Carrie, 35, has been relying on food banks despite the weekly £20 uplift
Asked how she felt about the chancellor’s announcement of a six-month extension, the 35-year-old said: “I am terrified about how I’m going to cope because I’m already not coping. I’ve been relying on the generosity of friends, food banks, and quite literally bartering with my debtors. I cannot lose another £20 a week.”
Experts also highlighted that the 2.2 million people on legacy benefits – most of whom are sick or have a disability – did not receive an uplift at all, despite the fact that many are struggling to afford basic essentials during the pandemic.
Kevin Watkins, chief executive at Save the Children, said he was disappointed that the uplift would continue for “only another six months”.

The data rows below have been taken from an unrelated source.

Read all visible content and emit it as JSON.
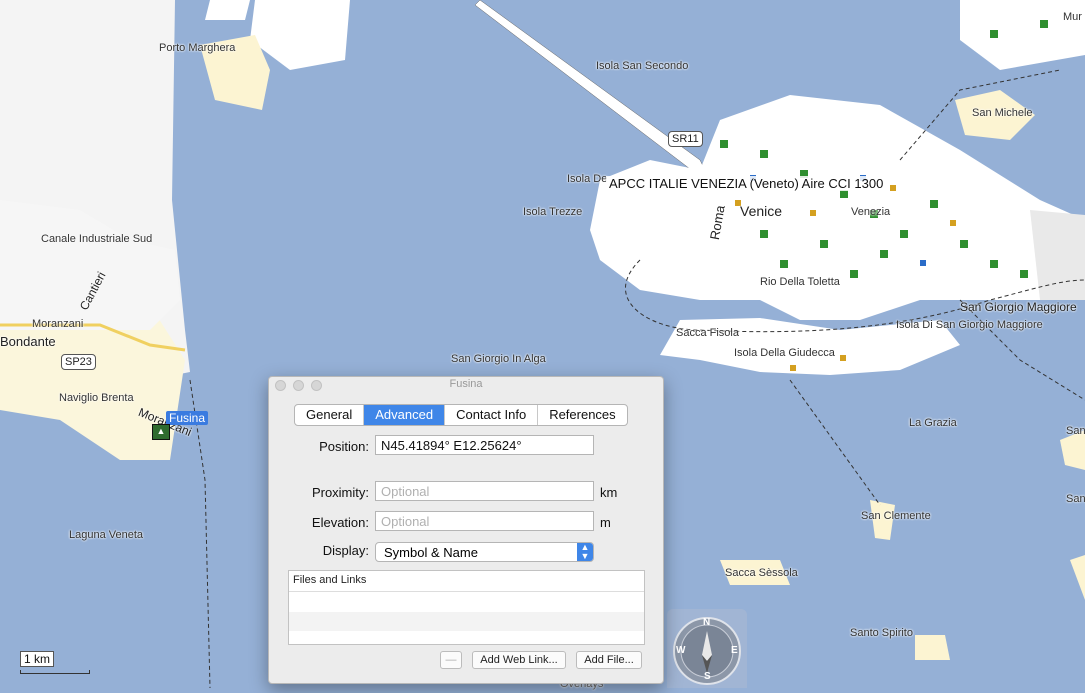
{
  "map": {
    "labels": {
      "porto_marghera": "Porto Marghera",
      "isola_san_secondo": "Isola San Secondo",
      "isola_de": "Isola De",
      "isola_trezze": "Isola Trezze",
      "canale_industriale_sud": "Canale Industriale Sud",
      "cantieri": "Cantieri",
      "moranzani": "Moranzani",
      "bondante": "Bondante",
      "naviglio_brenta": "Naviglio Brenta",
      "morzani": "Moranzani",
      "laguna_veneta": "Laguna Veneta",
      "san_giorgio_in_alga": "San Giorgio In Alga",
      "venice": "Venice",
      "venezia": "Venezia",
      "roma": "Roma",
      "rio_della_toletta": "Rio Della Toletta",
      "sacca_fisola": "Sacca Fisola",
      "isola_della_giudecca": "Isola Della Giudecca",
      "san_michele": "San Michele",
      "san_giorgio_maggiore": "San Giorgio Maggiore",
      "isola_di_san_giorgio_maggiore": "Isola Di San Giorgio Maggiore",
      "la_grazia": "La Grazia",
      "san_clemente": "San Clemente",
      "sacca_sessola": "Sacca Sèssola",
      "santo_spirito": "Santo Spirito",
      "mur": "Mur",
      "san_right1": "San",
      "san_right2": "San",
      "overlays": "Overlays"
    },
    "shields": {
      "sr11": "SR11",
      "sp23": "SP23"
    },
    "poi_tooltip": "APCC ITALIE VENEZIA (Veneto) Aire CCI 1300",
    "selected_waypoint": "Fusina",
    "scale_label": "1 km",
    "compass": {
      "n": "N",
      "e": "E",
      "s": "S",
      "w": "W"
    }
  },
  "dialog": {
    "title": "Fusina",
    "tabs": [
      "General",
      "Advanced",
      "Contact Info",
      "References"
    ],
    "active_tab": "Advanced",
    "position_label": "Position:",
    "position_value": "N45.41894° E12.25624°",
    "proximity_label": "Proximity:",
    "proximity_placeholder": "Optional",
    "proximity_unit": "km",
    "elevation_label": "Elevation:",
    "elevation_placeholder": "Optional",
    "elevation_unit": "m",
    "display_label": "Display:",
    "display_value": "Symbol & Name",
    "files_header": "Files and Links",
    "remove_button": "—",
    "add_web_link_button": "Add Web Link...",
    "add_file_button": "Add File..."
  },
  "colors": {
    "water": "#95b0d6",
    "land": "#ffffff",
    "sand": "#fcf4d2",
    "accent": "#3f86e8"
  }
}
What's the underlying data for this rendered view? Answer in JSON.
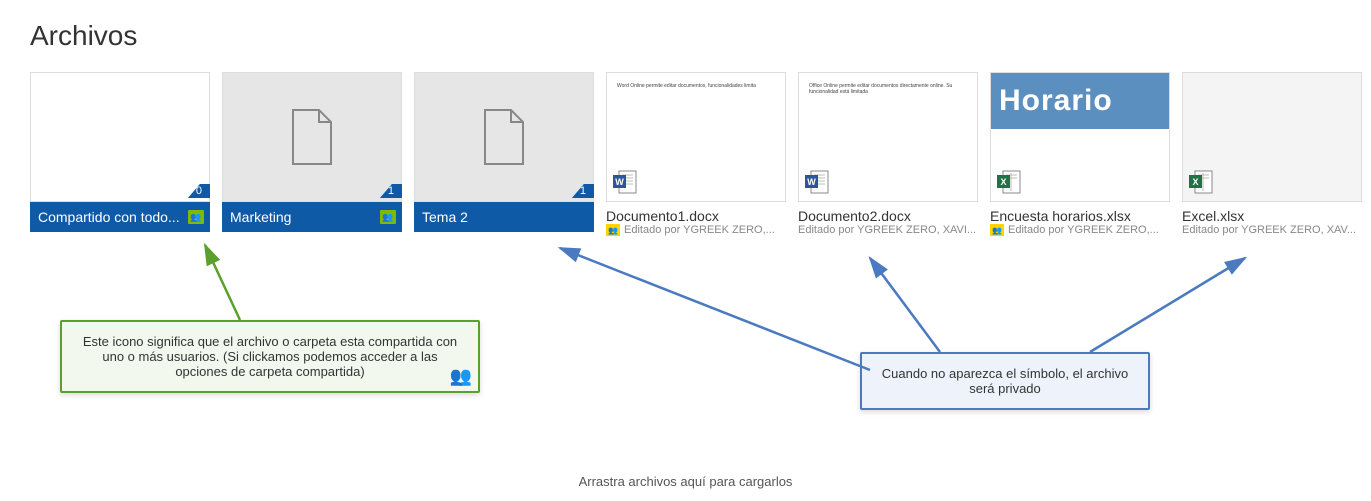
{
  "page": {
    "title": "Archivos",
    "drop_hint": "Arrastra archivos aquí para cargarlos"
  },
  "folders": [
    {
      "name": "Compartido con todo...",
      "count": "0",
      "shared": true
    },
    {
      "name": "Marketing",
      "count": "1",
      "shared": true
    },
    {
      "name": "Tema 2",
      "count": "1",
      "shared": false
    }
  ],
  "files": [
    {
      "name": "Documento1.docx",
      "subtitle": "Editado por YGREEK ZERO,...",
      "shared_badge": true,
      "app": "word",
      "preview_text": "Word Online permite editar documentos, funcionalidades limita",
      "header_band": ""
    },
    {
      "name": "Documento2.docx",
      "subtitle": "Editado por YGREEK ZERO, XAVI...",
      "shared_badge": false,
      "app": "word",
      "preview_text": "Office Online permite editar documentos directamente online. Su funcionalidad está limitada",
      "header_band": ""
    },
    {
      "name": "Encuesta horarios.xlsx",
      "subtitle": "Editado por YGREEK ZERO,...",
      "shared_badge": true,
      "app": "excel",
      "preview_text": "",
      "header_band": "Horario"
    },
    {
      "name": "Excel.xlsx",
      "subtitle": "Editado por YGREEK ZERO, XAV...",
      "shared_badge": false,
      "app": "excel",
      "preview_text": "",
      "header_band": ""
    }
  ],
  "callouts": {
    "green": "Este icono significa que el archivo o carpeta esta compartida con uno o más usuarios. (Si clickamos podemos acceder a las opciones de carpeta compartida)",
    "blue": "Cuando no aparezca el símbolo, el archivo será privado"
  },
  "icons": {
    "people": "👥"
  }
}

“While the extension will provide some help for families in the short term, children and their struggling parents across the UK will continue to face the prospect of having their incomes slashed in a few months’ time – just as furlough is ending, when people are most at risk of losing their jobs,” he said.
“It also provides no support to the 2 million people receiving so-called legacy benefits, who missed out on the first benefits uplift and have been left to struggle throughout this crisis with no additional help.
“This pandemic is far from over, and we know that families need long-term support that allows them to plan and budget effectively.”
Lisa Scullion, professor of social policy at the University of Salford, said the extension was welcome, but that it was “clear that for many people, this is just not going to be enough”.
She added: “And what about benefit claimants who didn’t receive the increase, such as those on legacy benefits? In our research, they were most likely to have experienced some of the more severe financial strains.
“Keeping the £20 uplift as a permanent measure and extending it to all benefit claimants is vital. But without addressing fundamental issues about payment levels, the system will continue to leave people struggling.”
Frontline staff and volunteers at Citizens Advice have supported more than 375,000 people with one-to-one advice on universal credit since last March.
Alistair Cromwell, acting chief executive of the charity, described the six-month extension as a “stopgap” that “kicks the can down the road, only to leave millions facing a financial cliff edge in the autumn”.
“We urge the government to think again. The universal credit uplift must be kept for at least a year to help people pick up the pieces from this crisis,” he added.